Landlords in our area typically have their residential leases set up so rent is due on the first and late after the fifth of each month. Our leases are not that way. In our contracts, rent is due on the first, and late on the second. This makes our rent collection and bookkeeping more streamlined.

We found that going the other way — you know, having a grace period — tended to encourage the idea of paying late. In other words, more rent came in on the fifth than on the first. And if we had to file for eviction, it meant more time before we could get our house back.

So to combat that issue, we decided to incentivize our tenants by offering them a discount if they paid on or before the first of each month. And we found that little nudge was enough to have them pay on time. And if not, we were already in motion on the second to start dispossessory and get our house back. Like I said, streamlined.

But whether or not you have a grace period, if the rent is not paid by the late date specified in your lease, then your first step is to issue a letter of demand that is often referred to as a “pay or quit” letter, and it should read something like this:

“Dear Mr. and Mrs. Tenant,


The purpose of the letter is to let you know that we did not receive your rental payment this month. This means you are in violation of your residential lease contract.


Your account is now delinquent in the amount of $1300.00 in unpaid rent. (This sum includes your late monthly payment of $1250.00 plus a $50.00 late fee.)


If we have not received your full delinquent payment in certified funds by 5p.m. today, you will need to move from the property. Otherwise, we will have no choice but to begin immediate eviction proceedings.


Please know that it is not our wish to evict. Eviction is a lose-lose proposition for both of us.  You will have an eviction on your permanent record, and we will have to deal with an unexpected vacancy. This is why we hope you take immediate steps to remedy this problem.”

Tradition suggests that you use certified mail to have this letter delivered or tack it to the front door, but you can deliver the letter in any way that you and the tenant have agreed to in your lease. In our contracts, for instance, we can send it via mail, hand deliver it, email it and even text it. We love text and email because they are time and date stamps for when it was sent and received, which is great evidence to have should you have to go to court.
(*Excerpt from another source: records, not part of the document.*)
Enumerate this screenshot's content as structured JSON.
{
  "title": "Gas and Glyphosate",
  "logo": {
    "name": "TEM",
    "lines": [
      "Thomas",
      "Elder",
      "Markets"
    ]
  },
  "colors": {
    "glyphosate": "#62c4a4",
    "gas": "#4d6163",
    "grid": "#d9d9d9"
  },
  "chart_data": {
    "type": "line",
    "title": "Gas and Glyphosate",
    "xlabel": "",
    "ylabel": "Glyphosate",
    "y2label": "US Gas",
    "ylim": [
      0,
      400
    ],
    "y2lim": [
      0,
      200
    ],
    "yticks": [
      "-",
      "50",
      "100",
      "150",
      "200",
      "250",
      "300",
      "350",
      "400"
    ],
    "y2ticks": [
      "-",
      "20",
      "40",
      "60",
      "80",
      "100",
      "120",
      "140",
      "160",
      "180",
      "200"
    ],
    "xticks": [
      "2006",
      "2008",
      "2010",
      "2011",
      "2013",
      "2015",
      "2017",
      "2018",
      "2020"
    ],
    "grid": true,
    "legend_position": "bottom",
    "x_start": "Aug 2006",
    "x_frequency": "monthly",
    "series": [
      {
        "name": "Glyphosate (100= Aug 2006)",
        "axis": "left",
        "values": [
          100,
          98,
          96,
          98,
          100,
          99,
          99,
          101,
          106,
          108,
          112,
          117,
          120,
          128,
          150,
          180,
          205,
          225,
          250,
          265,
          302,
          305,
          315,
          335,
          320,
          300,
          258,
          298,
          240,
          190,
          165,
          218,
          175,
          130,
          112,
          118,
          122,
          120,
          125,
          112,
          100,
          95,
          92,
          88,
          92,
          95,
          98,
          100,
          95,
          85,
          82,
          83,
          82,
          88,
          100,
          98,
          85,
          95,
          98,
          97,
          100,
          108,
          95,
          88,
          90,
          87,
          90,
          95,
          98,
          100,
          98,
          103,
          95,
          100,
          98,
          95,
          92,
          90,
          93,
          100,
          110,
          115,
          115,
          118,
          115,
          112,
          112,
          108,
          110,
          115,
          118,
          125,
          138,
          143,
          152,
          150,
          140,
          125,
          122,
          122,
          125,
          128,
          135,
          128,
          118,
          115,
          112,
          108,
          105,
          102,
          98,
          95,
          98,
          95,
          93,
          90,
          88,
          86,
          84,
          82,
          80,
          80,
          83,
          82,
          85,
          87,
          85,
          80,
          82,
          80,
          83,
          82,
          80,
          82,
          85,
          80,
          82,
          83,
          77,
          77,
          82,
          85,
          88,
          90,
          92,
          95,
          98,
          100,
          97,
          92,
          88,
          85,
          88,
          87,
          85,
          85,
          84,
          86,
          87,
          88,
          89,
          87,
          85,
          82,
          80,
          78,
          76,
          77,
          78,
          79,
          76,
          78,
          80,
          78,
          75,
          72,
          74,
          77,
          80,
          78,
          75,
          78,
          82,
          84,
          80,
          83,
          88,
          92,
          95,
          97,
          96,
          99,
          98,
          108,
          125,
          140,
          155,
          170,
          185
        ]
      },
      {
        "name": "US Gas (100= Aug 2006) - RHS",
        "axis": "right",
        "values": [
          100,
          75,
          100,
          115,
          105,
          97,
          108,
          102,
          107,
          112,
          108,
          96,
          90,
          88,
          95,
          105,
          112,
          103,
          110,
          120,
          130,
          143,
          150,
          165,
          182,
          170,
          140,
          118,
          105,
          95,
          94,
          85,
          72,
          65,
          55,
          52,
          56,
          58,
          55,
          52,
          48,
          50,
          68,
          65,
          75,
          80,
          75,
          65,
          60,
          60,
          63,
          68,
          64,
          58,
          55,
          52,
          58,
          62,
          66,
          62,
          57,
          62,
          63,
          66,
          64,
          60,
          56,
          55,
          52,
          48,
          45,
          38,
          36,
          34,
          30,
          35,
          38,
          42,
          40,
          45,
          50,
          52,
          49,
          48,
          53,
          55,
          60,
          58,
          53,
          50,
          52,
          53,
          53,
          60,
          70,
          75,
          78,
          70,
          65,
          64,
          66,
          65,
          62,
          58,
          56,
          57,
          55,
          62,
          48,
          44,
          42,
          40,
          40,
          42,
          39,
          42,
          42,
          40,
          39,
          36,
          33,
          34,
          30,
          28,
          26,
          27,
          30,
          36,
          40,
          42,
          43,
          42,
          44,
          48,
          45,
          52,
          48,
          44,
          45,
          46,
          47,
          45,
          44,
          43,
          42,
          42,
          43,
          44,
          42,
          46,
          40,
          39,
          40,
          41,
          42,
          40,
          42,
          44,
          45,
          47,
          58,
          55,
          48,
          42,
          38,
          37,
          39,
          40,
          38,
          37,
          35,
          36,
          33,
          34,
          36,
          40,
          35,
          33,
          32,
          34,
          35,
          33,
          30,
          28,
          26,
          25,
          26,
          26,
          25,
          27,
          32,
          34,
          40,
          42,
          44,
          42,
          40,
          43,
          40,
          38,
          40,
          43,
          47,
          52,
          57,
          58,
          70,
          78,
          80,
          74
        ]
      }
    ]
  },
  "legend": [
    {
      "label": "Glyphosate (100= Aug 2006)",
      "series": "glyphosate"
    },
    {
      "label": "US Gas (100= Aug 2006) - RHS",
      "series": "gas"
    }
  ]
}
Now notice what our pay or quit says. First, it lets the tenant know what their violation was. (They didn’t pay.) It then lets them know how much they need to pay in order to bring their account current. It tells them how long they have to do so and then what happens if they do not comply. Finally, our last paragraph lets the tenant know that eviction is not something we want to do. Instead, we would prefer for them to fix the problem.
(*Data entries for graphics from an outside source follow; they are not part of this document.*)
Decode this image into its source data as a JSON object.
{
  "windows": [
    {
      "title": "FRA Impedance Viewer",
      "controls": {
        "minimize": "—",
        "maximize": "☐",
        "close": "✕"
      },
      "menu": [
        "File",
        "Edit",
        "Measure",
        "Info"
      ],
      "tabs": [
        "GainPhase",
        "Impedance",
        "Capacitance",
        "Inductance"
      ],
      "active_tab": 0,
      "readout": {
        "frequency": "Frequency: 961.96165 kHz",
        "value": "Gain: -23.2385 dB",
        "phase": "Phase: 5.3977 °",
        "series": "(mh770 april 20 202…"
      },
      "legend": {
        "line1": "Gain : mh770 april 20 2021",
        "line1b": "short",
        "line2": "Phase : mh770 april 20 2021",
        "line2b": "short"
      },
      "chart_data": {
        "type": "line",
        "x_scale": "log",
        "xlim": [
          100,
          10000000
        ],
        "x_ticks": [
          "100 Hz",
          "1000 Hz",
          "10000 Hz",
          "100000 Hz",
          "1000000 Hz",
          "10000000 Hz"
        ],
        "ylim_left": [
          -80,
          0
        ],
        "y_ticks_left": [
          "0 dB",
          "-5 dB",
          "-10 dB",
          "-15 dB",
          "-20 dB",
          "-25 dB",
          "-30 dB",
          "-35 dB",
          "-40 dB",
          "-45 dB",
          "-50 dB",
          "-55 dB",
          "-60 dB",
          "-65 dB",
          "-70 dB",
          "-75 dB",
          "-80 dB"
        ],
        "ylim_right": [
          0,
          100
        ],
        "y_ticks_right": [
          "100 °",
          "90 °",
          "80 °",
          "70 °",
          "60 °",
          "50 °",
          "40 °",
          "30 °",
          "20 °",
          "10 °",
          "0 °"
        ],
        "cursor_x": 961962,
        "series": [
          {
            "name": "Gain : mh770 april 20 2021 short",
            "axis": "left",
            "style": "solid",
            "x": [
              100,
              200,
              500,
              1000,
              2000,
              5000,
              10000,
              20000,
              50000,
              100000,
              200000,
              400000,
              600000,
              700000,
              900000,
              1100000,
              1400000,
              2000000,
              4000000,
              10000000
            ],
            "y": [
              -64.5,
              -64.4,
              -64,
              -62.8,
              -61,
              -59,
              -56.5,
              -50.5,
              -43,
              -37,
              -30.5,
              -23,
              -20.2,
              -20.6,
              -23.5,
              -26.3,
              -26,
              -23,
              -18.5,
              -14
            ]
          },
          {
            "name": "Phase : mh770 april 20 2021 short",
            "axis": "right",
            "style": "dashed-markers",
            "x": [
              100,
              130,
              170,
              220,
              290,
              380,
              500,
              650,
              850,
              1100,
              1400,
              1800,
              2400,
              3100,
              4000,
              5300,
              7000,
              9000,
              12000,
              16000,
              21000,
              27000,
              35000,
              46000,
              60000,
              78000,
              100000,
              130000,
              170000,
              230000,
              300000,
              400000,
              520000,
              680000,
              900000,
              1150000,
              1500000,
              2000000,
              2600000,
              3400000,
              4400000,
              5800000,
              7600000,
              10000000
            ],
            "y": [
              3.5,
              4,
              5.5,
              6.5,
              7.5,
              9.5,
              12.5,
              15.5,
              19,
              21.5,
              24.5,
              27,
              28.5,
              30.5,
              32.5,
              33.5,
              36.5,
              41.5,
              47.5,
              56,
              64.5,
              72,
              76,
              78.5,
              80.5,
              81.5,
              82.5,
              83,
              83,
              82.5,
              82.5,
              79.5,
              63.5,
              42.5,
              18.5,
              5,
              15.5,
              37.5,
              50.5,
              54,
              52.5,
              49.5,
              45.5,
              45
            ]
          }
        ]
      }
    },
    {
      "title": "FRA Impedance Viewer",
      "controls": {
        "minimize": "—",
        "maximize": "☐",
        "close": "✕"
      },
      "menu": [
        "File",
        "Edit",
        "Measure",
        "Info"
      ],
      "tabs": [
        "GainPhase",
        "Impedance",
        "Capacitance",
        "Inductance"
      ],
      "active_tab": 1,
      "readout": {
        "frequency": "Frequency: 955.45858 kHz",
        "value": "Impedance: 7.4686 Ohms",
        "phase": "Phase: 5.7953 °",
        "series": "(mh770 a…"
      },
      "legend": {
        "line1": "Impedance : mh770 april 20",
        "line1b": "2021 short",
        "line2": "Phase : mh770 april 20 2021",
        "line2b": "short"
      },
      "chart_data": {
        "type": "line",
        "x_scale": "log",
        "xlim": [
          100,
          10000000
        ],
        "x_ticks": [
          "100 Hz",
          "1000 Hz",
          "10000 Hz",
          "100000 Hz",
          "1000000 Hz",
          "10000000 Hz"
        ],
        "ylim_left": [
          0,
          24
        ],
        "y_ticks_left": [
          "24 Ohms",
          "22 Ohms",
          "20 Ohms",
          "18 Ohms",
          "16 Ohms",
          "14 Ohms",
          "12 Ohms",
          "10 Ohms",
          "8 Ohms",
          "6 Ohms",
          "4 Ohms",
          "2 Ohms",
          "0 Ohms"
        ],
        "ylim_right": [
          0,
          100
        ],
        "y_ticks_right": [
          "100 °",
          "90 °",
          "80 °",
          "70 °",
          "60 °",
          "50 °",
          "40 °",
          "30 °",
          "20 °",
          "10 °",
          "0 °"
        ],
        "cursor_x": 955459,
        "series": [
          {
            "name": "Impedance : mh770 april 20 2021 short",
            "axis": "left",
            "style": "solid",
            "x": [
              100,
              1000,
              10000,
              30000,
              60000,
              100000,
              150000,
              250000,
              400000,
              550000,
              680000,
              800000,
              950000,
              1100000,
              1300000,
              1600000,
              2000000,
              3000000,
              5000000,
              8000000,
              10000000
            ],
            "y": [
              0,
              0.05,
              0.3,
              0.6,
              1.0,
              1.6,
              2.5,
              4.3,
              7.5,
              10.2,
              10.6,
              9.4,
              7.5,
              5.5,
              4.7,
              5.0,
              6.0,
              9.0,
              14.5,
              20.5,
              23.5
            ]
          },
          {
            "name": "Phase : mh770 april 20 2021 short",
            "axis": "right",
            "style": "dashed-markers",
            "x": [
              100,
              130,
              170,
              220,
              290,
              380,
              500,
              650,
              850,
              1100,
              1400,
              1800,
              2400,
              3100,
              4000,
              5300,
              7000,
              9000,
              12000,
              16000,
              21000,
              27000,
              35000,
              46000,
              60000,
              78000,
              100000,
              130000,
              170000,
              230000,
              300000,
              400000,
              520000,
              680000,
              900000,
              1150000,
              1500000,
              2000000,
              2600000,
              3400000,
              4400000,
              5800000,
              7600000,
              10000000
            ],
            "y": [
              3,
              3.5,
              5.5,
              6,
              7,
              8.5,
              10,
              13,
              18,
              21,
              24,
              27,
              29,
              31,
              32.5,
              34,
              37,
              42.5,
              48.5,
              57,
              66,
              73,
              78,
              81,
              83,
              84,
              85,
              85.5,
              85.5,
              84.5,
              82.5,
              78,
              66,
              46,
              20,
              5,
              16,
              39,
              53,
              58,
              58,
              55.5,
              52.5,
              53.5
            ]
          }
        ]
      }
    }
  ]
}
The reason this letter is called a “pay or quit” is because you are telling the tenant they have two options: pay what they owe or quit and move. And this letter is important to get issued just as soon as possible once the payment is late. That’s because you can’t move forward with filing for dispossessory until you have done this. And the sooner you get the ball rolling in that direction, the better.

And let me say this, just because you sent a pay or quit, doesn’t mean you have to evict your tenant. As a matter of fact, we had to send out two letters this month. And neither ended in eviction. But there should be a policy and procedure of issuing the pay or quit. And it should be methodical so that your tenants know what to expect.

Our tenants know they’ll get a letter on the second of the month if they are late. Sometimes this letter alerts the tenant to an issue with their bank account. Sometimes it opens the line of communication to other issues that have been going on. And other times the tenant has already called us because of an issue like their pay period not lining up with the first. In this case, we have made arrangements with them and adjusted our pay or quit accordingly, but they still receive the letter on the second day of the month like everyone else.

In any case, issuing the pay or quit letter quickly and methodically lets everyone know what to expect, holds everyone accountable, gets the ball rolling and cuts way down on the time it takes to get your property back if you have someone who’s trying to take advantage of the system.